ABC News (Link) - BBC (October 4, 2009)
Political leaders across the European Union have welcomed the strong Irish referendum vote in favour of the Lisbon Treaty, which is designed to strengthen the 27-nation bloc.
Irish voters overturned their "No" vote of a year ago, and the president of the European Commission, Jose Manuel Barroso, said it was a great day for Europe.
"The Irish have understood how important and how useful the European Union response to the economic crisis [was]," he said.
"Secondly, this time there was a real campaign not only with the government - but with different political forces, with the civil society and that's why there was a bigger participation - bigger turnout."
Mr Barroso urged the leaders of Poland and the Czech Republic to sign the treaty as soon as possible.
It must be ratified by all members before it takes effect.
The people of Ireland voted by 67 per cent to ratify the Treaty which gives the European Union more streamlined powers. Eighteen months ago, they had voted no.

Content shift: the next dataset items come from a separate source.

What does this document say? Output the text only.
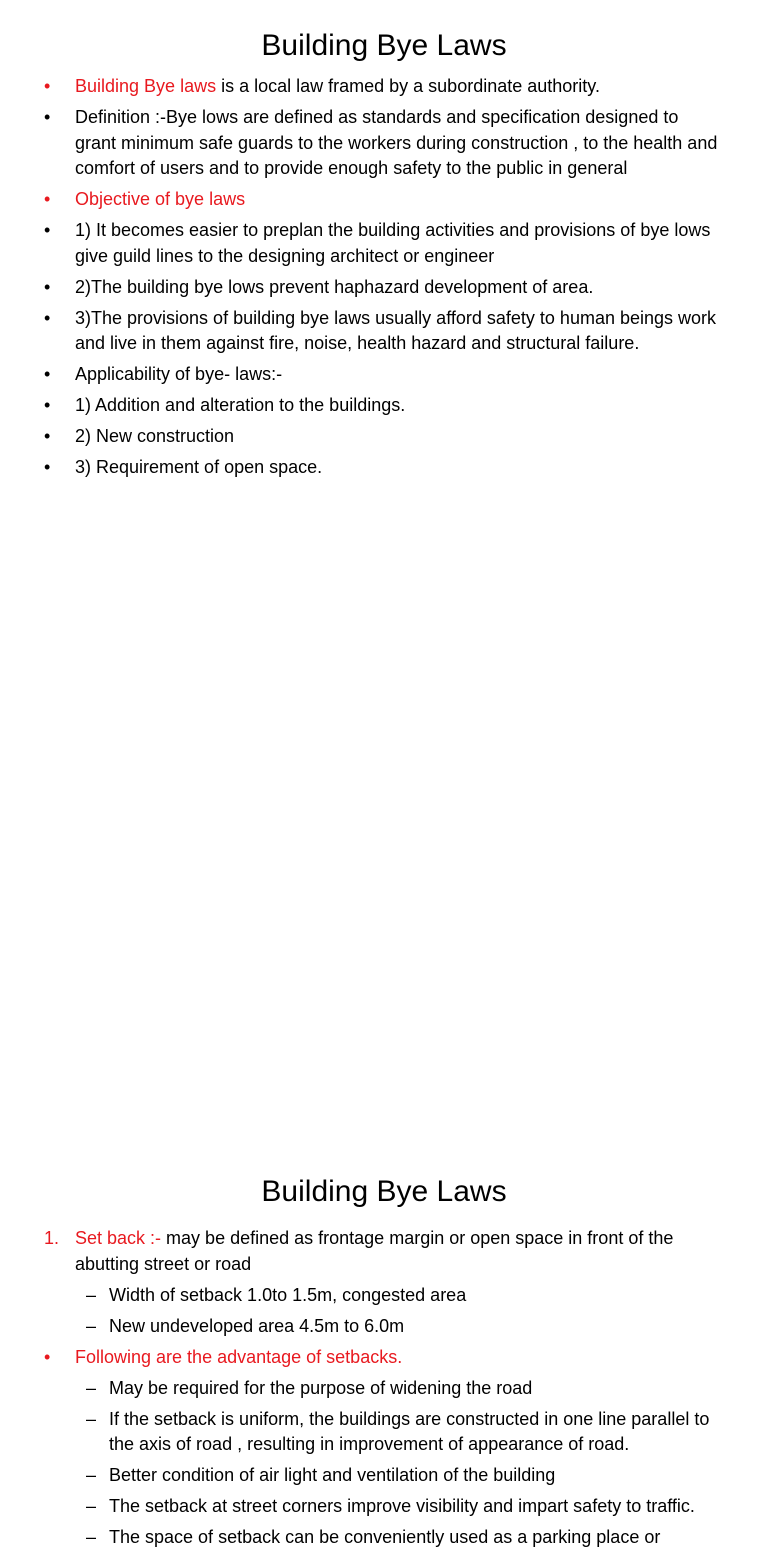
Building Bye Laws
•	Building Bye laws is a local law framed by a subordinate authority.
•	Definition :-Bye lows are defined as standards and specification designed to grant minimum safe guards to the workers during construction , to the health and comfort of users and to provide enough safety to the public in general
•	Objective of bye laws
•	1) It becomes easier to preplan the building activities and provisions of bye lows give guild lines to the designing architect or engineer
•	2)The building bye lows prevent haphazard development of area.
•	3)The provisions of building bye laws usually afford safety to human beings work and live in them against fire, noise, health hazard and structural failure.
•	Applicability of bye- laws:-
•	1) Addition and alteration to the buildings.
•	2) New construction
•	3) Requirement of open space.
Building Bye Laws
1. Set back :- may be defined as frontage margin or open space in front of the abutting street or road
– Width of setback 1.0to 1.5m, congested area
– New undeveloped area 4.5m to 6.0m
•	Following are the advantage of setbacks.
– May be required for the purpose of widening the road
– If the setback is uniform, the buildings are constructed in one line parallel to the axis of road , resulting in improvement of appearance of road.
– Better condition of air light and ventilation of the building
– The setback at street corners improve visibility and impart safety to traffic.
– The space of setback can be conveniently used as a parking place or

The Irish Prime Minister Brian Cowen has called the yes vote a good day for Ireland and a good day for Europe.
But the leading no campaigner and Libertas Party leader Declan Ganley says people have voted to accept the treaty for the wrong reasons.
"It's not a vote inspired out of hope or any great affection for where the European project is heading," he said.
"It's a vote inspired by fear, fear of job losses, fear of economic ruin which is what the yes side were promising and of course a fire hosing of resources and funds to the yes side in this campaign."
The political focus now switches to the only two countries yet to ratify the treaty - Poland and the Czech Republic.
The scale of Ireland's Yes vote will put pressure on them to act quickly.
However, some resistance is expected, particularly in the Czech Republic.
The Lisbon Treaty may be back on track, but the debate isn't quite over yet.